Quel a été votre parcours avant ce poste ? Avez-vous été JEA/VNU dans une OI ?
Avocat de formation, j’ai débuté ma carrière comme volontaire international en administration (VIA) au sein de l’Ambassade de France au Vietnam, dans le secteur de la coopération juridique et du droit. À l’issue de cette expérience très enrichissante, j’ai exercé comme avocat durant deux années au sein d’un cabinet international à Ho Chi Minh Ville, capitale économique du Vietnam.
Je suis ensuite rentré en Europe car j’ai été sélectionné pour un poste de jeune expert associé (JEA) au secrétariat de la CNUDCI. Après 3 ans en tant que JEA, j’ai été recruté par l’organisation sur un poste de juriste, que j’occupe toujours.
Quels conseils donneriez-vous à des personnes souhaitant travailler en OI ?
Mon premier conseil est bien évidemment de postuler, sans hésiter et sans imaginer que la marche est trop haute ou que les candidats sont trop nombreux. Les Français ont beaucoup d’atouts, en particulier la maîtrise de la langue française dans un contexte où les Nations Unies se doivent de répondre aux enjeux propres aux pays francophones, notamment en Afrique.

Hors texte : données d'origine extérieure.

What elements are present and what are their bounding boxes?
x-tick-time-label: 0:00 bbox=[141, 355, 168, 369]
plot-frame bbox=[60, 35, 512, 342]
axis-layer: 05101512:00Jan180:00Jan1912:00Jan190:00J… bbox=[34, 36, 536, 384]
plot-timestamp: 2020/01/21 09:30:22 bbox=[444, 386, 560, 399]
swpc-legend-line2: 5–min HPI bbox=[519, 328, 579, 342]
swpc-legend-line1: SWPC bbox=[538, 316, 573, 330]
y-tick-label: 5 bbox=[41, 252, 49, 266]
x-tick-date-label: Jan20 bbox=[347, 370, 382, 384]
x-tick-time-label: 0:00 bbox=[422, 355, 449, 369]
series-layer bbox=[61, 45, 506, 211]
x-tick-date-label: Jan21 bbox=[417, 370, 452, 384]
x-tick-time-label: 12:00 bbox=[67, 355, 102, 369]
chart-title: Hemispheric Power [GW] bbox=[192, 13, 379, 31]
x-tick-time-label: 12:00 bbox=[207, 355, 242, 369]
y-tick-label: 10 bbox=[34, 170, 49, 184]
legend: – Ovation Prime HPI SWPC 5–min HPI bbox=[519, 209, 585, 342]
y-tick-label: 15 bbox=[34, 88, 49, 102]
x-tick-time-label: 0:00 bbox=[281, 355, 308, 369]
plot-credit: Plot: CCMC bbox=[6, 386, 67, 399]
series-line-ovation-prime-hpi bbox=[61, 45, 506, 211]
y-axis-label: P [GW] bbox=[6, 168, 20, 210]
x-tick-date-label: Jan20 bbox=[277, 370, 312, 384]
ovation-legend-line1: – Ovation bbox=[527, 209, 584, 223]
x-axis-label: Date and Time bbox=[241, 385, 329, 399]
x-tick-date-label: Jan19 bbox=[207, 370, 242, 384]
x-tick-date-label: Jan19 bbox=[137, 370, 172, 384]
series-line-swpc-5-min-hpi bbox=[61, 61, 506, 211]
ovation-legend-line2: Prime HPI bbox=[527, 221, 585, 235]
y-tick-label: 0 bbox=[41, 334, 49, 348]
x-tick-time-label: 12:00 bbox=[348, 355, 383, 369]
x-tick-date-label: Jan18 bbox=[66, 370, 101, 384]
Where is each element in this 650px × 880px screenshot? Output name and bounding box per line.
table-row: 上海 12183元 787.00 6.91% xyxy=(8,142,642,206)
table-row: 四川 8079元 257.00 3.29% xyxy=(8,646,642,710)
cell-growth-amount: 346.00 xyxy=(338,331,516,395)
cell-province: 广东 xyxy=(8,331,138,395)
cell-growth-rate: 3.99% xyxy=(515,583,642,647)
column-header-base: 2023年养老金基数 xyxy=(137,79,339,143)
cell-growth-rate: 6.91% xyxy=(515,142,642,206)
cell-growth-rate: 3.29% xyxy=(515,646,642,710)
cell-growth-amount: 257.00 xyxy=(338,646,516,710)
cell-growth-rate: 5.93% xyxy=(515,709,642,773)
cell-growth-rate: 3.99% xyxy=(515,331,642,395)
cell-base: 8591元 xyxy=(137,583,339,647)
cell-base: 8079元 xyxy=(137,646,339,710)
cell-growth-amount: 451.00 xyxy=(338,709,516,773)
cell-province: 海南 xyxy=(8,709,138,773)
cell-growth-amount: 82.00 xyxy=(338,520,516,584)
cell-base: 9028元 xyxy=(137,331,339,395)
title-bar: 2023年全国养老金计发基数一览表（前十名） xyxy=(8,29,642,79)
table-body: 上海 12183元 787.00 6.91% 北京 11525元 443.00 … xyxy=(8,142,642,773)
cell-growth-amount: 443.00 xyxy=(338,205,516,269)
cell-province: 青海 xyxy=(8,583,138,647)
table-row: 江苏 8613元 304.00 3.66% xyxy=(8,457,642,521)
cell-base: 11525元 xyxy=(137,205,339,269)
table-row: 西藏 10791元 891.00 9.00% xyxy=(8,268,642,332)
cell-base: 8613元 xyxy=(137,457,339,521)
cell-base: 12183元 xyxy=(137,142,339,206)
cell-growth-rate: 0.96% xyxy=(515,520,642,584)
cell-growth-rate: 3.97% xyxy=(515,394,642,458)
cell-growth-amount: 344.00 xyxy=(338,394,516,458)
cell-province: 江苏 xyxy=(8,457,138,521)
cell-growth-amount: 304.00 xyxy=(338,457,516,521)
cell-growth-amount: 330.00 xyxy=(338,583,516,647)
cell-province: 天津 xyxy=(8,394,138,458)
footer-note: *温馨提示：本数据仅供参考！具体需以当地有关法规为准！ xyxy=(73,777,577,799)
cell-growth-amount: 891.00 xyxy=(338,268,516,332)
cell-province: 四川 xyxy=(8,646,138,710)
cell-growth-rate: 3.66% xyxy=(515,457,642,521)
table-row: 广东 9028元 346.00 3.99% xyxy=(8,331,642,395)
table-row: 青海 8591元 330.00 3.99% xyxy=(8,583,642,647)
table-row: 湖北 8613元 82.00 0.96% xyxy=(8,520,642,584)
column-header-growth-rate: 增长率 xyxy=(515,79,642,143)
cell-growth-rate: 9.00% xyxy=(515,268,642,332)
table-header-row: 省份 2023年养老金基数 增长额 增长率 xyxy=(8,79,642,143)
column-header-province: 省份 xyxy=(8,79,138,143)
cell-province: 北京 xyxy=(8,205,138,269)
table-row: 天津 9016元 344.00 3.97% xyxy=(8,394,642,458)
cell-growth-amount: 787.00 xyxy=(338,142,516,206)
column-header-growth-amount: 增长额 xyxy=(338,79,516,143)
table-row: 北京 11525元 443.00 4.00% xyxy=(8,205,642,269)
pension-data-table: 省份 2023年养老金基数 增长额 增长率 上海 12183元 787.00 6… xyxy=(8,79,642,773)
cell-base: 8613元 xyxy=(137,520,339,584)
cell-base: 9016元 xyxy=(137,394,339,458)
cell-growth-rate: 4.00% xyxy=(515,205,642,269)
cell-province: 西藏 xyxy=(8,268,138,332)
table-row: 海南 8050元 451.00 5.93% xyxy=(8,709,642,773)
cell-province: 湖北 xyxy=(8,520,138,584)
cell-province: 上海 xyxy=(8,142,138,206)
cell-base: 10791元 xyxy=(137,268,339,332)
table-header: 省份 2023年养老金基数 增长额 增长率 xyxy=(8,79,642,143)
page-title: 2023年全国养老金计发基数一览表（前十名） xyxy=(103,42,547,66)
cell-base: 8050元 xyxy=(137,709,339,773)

Ceci dit, il faut bien se renseigner sur les spécificités du mode de recrutement en OI, qui est un peu déroutant pour les Français. Les ressources mises à disposition par la DFI sur son site Internet sont extrêmement précieuses car elles fournissent des informations pratiques et compréhensibles, à l’opposé du jargon onusien.
Un autre conseil est de ne pas vouloir à tout prix et trop tôt rentrer en OI : le monde est vaste et les expériences dans d’autres secteurs, privé ou public, sont importantes et peuvent nourrir utilement une candidature ultérieure.
Les fonctionnaires internationaux français présentent-ils des atouts/points faibles spécifiques d’après votre expérience ?
Au-delà de la langue, qui constitue très clairement un atout à condition de parler également anglais, les Français peuvent se prévaloir de l’excellence de l’enseignement supérieur disponible en France, dans les universités notamment, qui est très appréciée des recruteurs en OI.
L’engagement très fort de la France dans le jeu multilatéral est également un avantage car il fournit par ricochet une grande visibilité aux Français au sein de l’organisation.
Par ailleurs, dans le secteur juridique qui me concerne plus particulièrement, la connaissance du droit français et du droit européen, dynamiques et foisonnants, constituent un atout évident car ils constituent des ressources précieuses dans la construction du droit international ou des standards juridiques en matière de droit commercial international.
Les faiblesses éventuelles résident principalement dans la méconnaissance des mécanismes de fonctionnement et de recrutement des OI, qui sont inspirées du monde anglo-saxon et qui obéissent à des logiques différentes de nos standards (en particulier le fonctionnement des entretiens, qui se concentrent sur les expériences passées des candidats plutôt que sur leur vision du poste).
En outre, la représentation déjà importante des Français dans le personnel des Nations Unies peut conduire à écarter un/e candidat/e français/e pour des questions de représentativité du personnel.